The collision was never in question, but the exact date of it is. Scientists have been trying to determine if the impact took place more than 300,000 years after the last of the dinosaurs had already died off in the Cretaceous-Tertiary extinction event, which is where Renne and his team comes in: Using high-precision radiometric dating analysis, in this case "argon-argon dating," the team were able to determine the most precise date yet of the impact: 66,038,000 years ago - give or take 11,000, which coincides with the impact of an asteroid or a comet in the Caribbean off the Yucatan coast of Mexico. "We have shown that these events are synchronous to within a gnat's eyebrow," Renne continued.
Potassium-argon dating is perhaps, one of the most reliable means of determine how long a sample of materials have been decaying, as it utilizes the fact that potassium, a naturally radioactive element, decays into argon with regularity.

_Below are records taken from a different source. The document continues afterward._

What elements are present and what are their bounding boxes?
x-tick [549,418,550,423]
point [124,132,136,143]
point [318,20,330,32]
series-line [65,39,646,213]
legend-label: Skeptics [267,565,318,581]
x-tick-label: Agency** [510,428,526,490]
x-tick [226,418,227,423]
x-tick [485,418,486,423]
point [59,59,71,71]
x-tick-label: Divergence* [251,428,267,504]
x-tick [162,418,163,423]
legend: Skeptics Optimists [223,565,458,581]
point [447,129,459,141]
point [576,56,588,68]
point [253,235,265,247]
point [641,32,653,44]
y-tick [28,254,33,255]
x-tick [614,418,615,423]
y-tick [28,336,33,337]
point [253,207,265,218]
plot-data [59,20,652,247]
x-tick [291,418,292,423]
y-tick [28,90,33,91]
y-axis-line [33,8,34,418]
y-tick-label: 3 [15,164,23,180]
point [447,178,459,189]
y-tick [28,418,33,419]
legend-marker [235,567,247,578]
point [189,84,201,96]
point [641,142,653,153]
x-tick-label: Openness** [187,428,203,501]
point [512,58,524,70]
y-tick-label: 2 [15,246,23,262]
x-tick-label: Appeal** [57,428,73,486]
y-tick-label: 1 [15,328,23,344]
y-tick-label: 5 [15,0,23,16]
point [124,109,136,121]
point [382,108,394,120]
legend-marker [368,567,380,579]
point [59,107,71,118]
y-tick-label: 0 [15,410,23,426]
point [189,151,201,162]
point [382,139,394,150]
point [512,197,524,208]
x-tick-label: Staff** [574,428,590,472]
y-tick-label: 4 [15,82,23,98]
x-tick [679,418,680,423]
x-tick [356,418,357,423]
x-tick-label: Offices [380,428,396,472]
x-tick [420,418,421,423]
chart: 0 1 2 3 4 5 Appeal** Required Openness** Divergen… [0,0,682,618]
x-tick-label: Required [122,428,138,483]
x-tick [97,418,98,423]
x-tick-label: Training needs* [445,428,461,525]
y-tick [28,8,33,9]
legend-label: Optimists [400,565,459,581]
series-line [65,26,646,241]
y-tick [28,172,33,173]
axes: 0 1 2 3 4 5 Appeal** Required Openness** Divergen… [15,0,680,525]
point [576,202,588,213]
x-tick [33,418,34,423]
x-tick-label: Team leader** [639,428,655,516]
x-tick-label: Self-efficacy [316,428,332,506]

The Destruction of Asteroid Impacts:
It only takes a relatively small asteroid to cause quite a bit of destruction on our planet, as any object large enough to survive the descent through Earth's atmosphere would acquire quite a bit of kinetic energy before it hits the surface of the planet, traveling at VERY fast speeds. Just to throw out one example of this, if an object had a diameter of about 10 kilometers and was traveling at speeds between [approximately] 15 to 20 kilometers per second, it would have a kinetic energy equal to 300 million nuclear bombs, going off simultaneously.
Almost instantly after the impact, the Earth would undergo rapid changes, including; "intense blinding light, severe radiation burns, a crushing blast wave, lethal balls of hot glass, winds with speeds of hundreds of kilometers per hour, and flash fires." The rubble would be forced into the stratosphere, where it would block a majority of the sunlight from the plants and animals on the ground, which becomes problematic for the photosynthesis plants must undergo to derive energy to survive. With no plants converting sunlight into energy, our oxygen levels would decrease dramatically. I don't have to explain why that is not an ideal situation to find ourselves in.
The asteroid that hit our planet at the end of the Mesozoic Era was almost 6 miles (10 km) across, generating more energy than nearly 100 trillion tons of TNT, which is more than a billion times more energetic than the bombs that destroyed Nagasaki and Hiroshima during WWII -- ultimately leaving behind a crater named Chicxulub, which is more than 110 miles (180 kilometers) wide.